ValueError
transformers.TrainerCallback.EvaluationStrategy.ValueError
Stack trace
ValueError: Metric function must return a dictionary with string keys and numeric values.
File "/usr/local/lib/python3.9/site-packages/transformers/trainer.py", line 1234, in evaluate
metrics = self.compute_metrics(eval_preds)
File "/app/train.py", line 45, in compute_metrics
raise ValueError("Metric function must return a dict with string keys and numeric values.") Why it happens
During fine-tuning, the Trainer expects the compute_metrics function to return a dictionary with string keys and numeric values. If the metric function returns None, a non-dict, or keys/values of incorrect types, the Trainer raises this error. This often happens when the metric function signature is incorrect or the metric library output is not adapted properly.
Detection
Add logging inside your compute_metrics function to verify it returns a dict with string keys and numeric values before the Trainer uses it.
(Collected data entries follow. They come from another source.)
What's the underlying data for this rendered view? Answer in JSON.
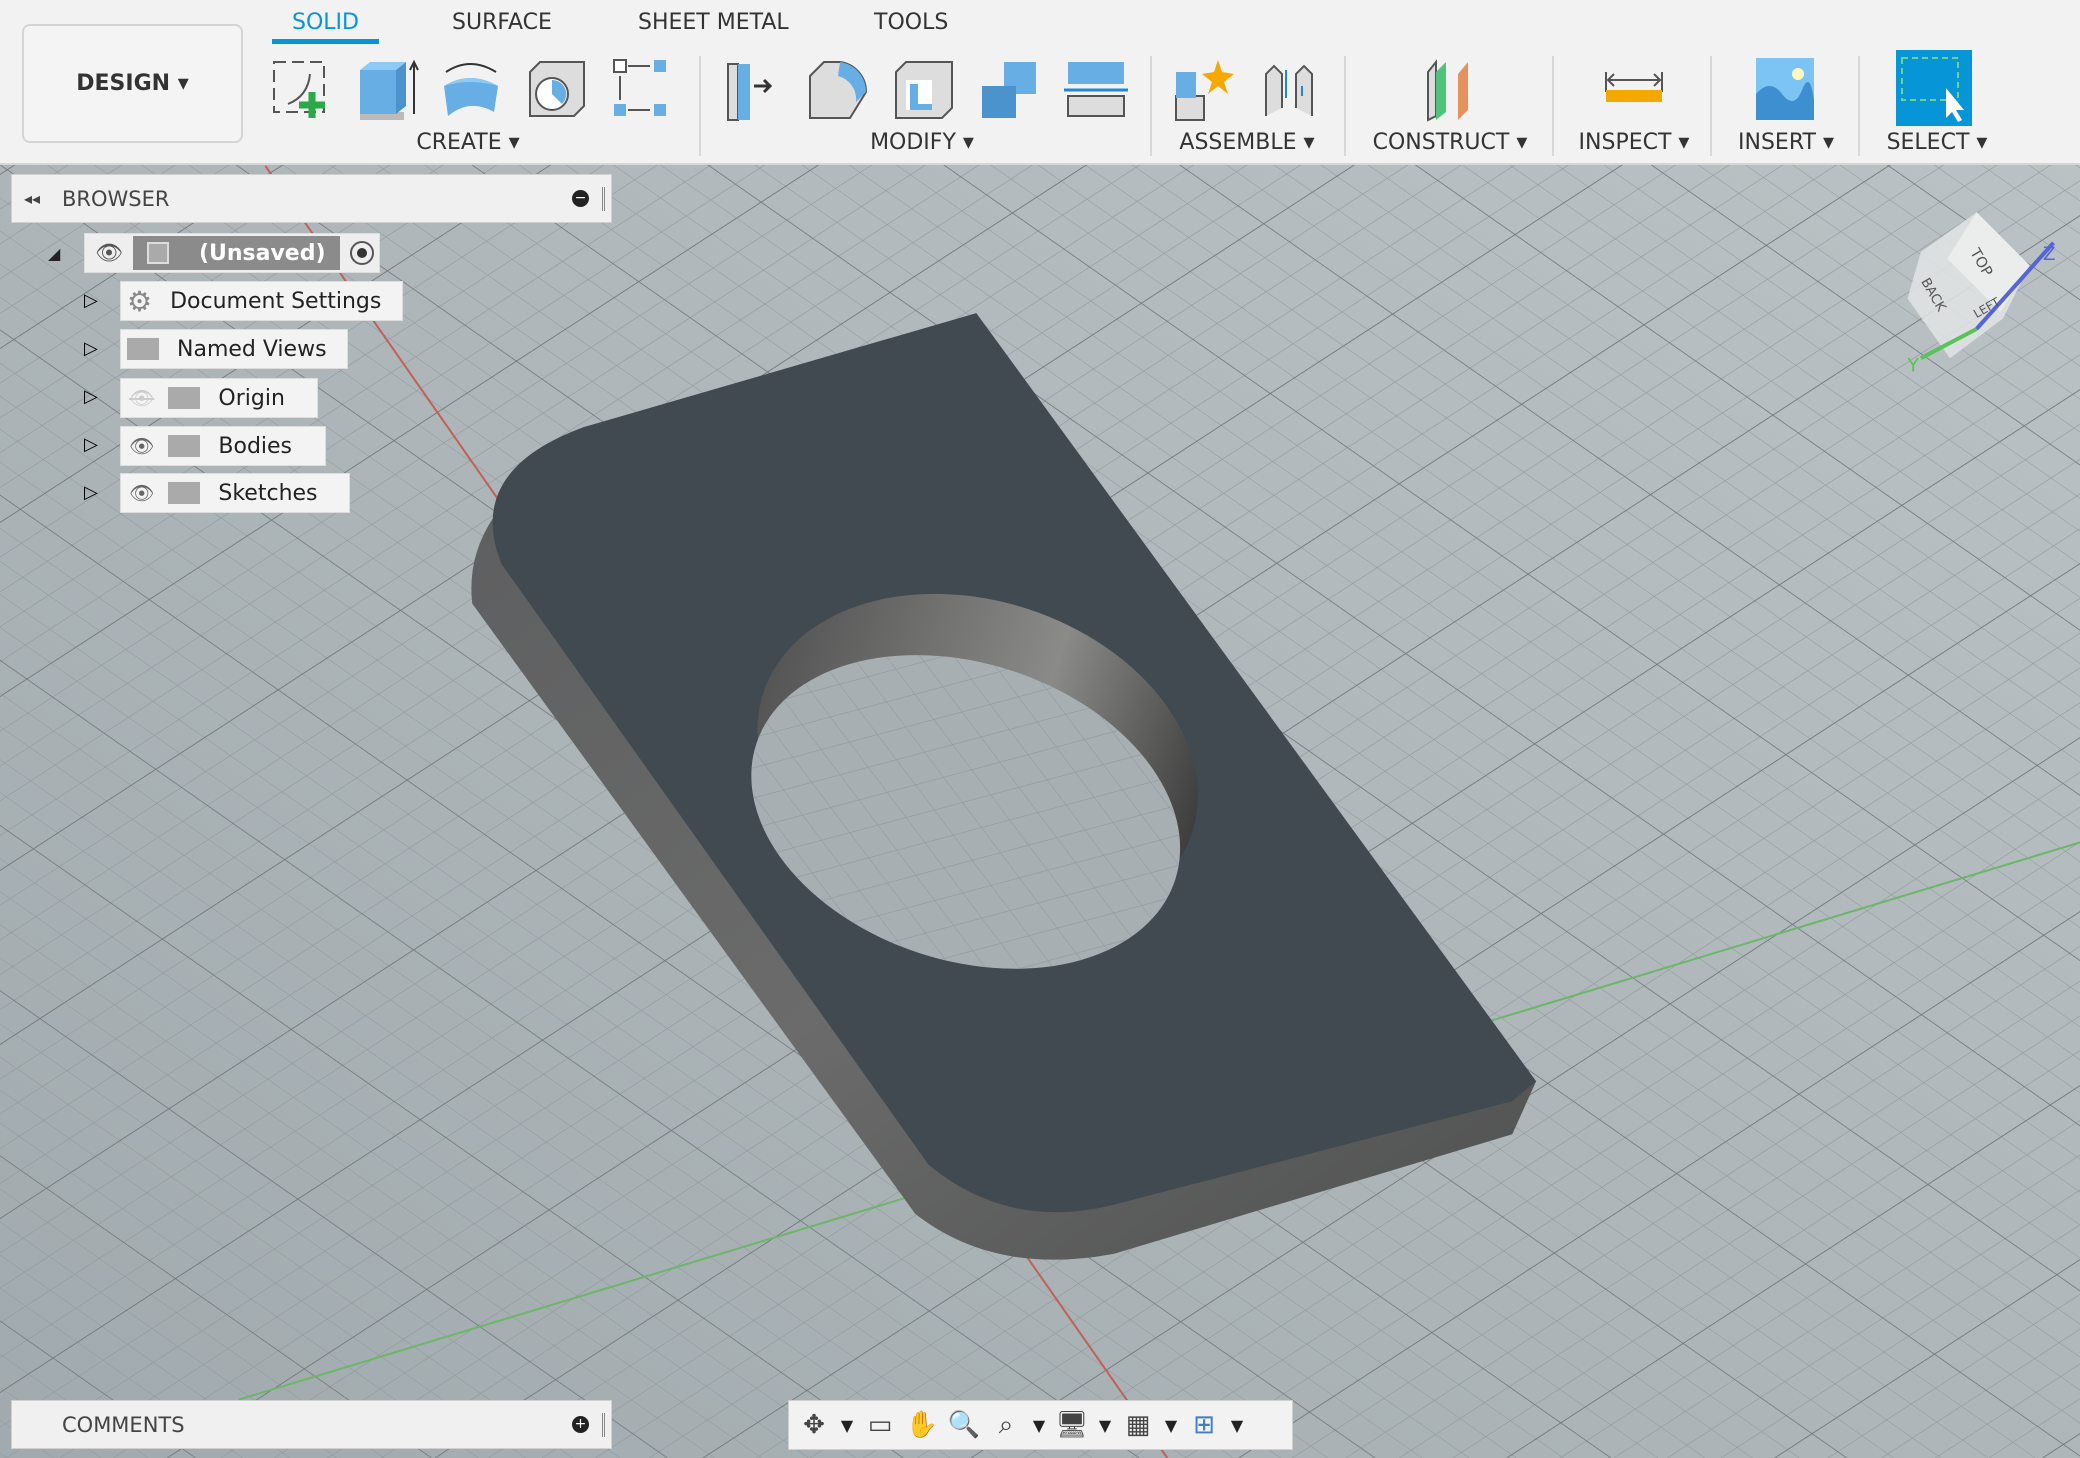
{
  "toolbar": {
    "workspace": "DESIGN",
    "tabs": [
      {
        "label": "SOLID",
        "active": true
      },
      {
        "label": "SURFACE",
        "active": false
      },
      {
        "label": "SHEET METAL",
        "active": false
      },
      {
        "label": "TOOLS",
        "active": false
      }
    ],
    "groups": [
      {
        "label": "CREATE",
        "icons": [
          "create-sketch-icon",
          "extrude-icon",
          "revolve-icon",
          "hole-icon",
          "pattern-icon"
        ]
      },
      {
        "label": "MODIFY",
        "icons": [
          "press-pull-icon",
          "fillet-icon",
          "shell-icon",
          "combine-icon",
          "split-body-icon"
        ]
      },
      {
        "label": "ASSEMBLE",
        "icons": [
          "new-component-icon",
          "joint-icon"
        ]
      },
      {
        "label": "CONSTRUCT",
        "icons": [
          "offset-plane-icon"
        ]
      },
      {
        "label": "INSPECT",
        "icons": [
          "measure-icon"
        ]
      },
      {
        "label": "INSERT",
        "icons": [
          "insert-image-icon"
        ]
      },
      {
        "label": "SELECT",
        "icons": [
          "select-icon"
        ]
      }
    ],
    "accent": "#0696d7"
  },
  "browser": {
    "title": "BROWSER",
    "root": "(Unsaved)",
    "items": [
      {
        "label": "Document Settings",
        "icon": "gear-icon"
      },
      {
        "label": "Named Views",
        "icon": "folder-icon"
      },
      {
        "label": "Origin",
        "icon": "folder-icon",
        "visible": false
      },
      {
        "label": "Bodies",
        "icon": "folder-icon",
        "visible": true
      },
      {
        "label": "Sketches",
        "icon": "folder-icon",
        "visible": true
      }
    ]
  },
  "comments": {
    "title": "COMMENTS"
  },
  "viewcube": {
    "faces": [
      "TOP",
      "BACK",
      "LEFT"
    ],
    "axes": [
      "Z",
      "Y"
    ]
  }
}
Catch ValueError exceptions during evaluation to log raw metric outputs.
Causes & fixes
compute_metrics function returns None or a non-dictionary value
Ensure your compute_metrics function always returns a dictionary with string keys and numeric values, never None.
Metric function returns dictionary with non-string keys or non-numeric values
Convert all keys to strings and all values to floats or ints before returning from compute_metrics.
Incorrect compute_metrics function signature or missing expected parameters
Define compute_metrics to accept a single argument (EvalPrediction) and extract predictions and labels properly.
Using a metric library output directly without adapting to Trainer's expected format
Wrap metric library outputs to match Trainer's expected dict format with string keys and numeric values.
Code: broken vs fixed
from transformers import Trainer
def compute_metrics(pred):
# Incorrect: returns None
pass
trainer = Trainer(
model=model,
args=training_args,
compute_metrics=compute_metrics
)
trainer.evaluate() # This line triggers ValueError import os
from transformers import Trainer
from datasets import load_metric
os.environ['HF_HOME'] = '/tmp/hf_cache' # Example environment setup
metric = load_metric('accuracy')
def compute_metrics(eval_pred):
logits, labels = eval_pred
predictions = logits.argmax(axis=-1)
result = metric.compute(predictions=predictions, references=labels)
# Ensure keys are strings and values are floats
return {k: float(v) for k, v in result.items()}
trainer = Trainer(
model=model,
args=training_args,
compute_metrics=compute_metrics
)
print(trainer.evaluate()) # Fixed: returns proper dict Workaround
Wrap your compute_metrics call in try/except to catch ValueError, then log and manually convert metric outputs to the expected dict format before returning.
Prevention
Always validate metric function outputs during development and use standard metric libraries with wrappers that guarantee the correct output format for Trainer.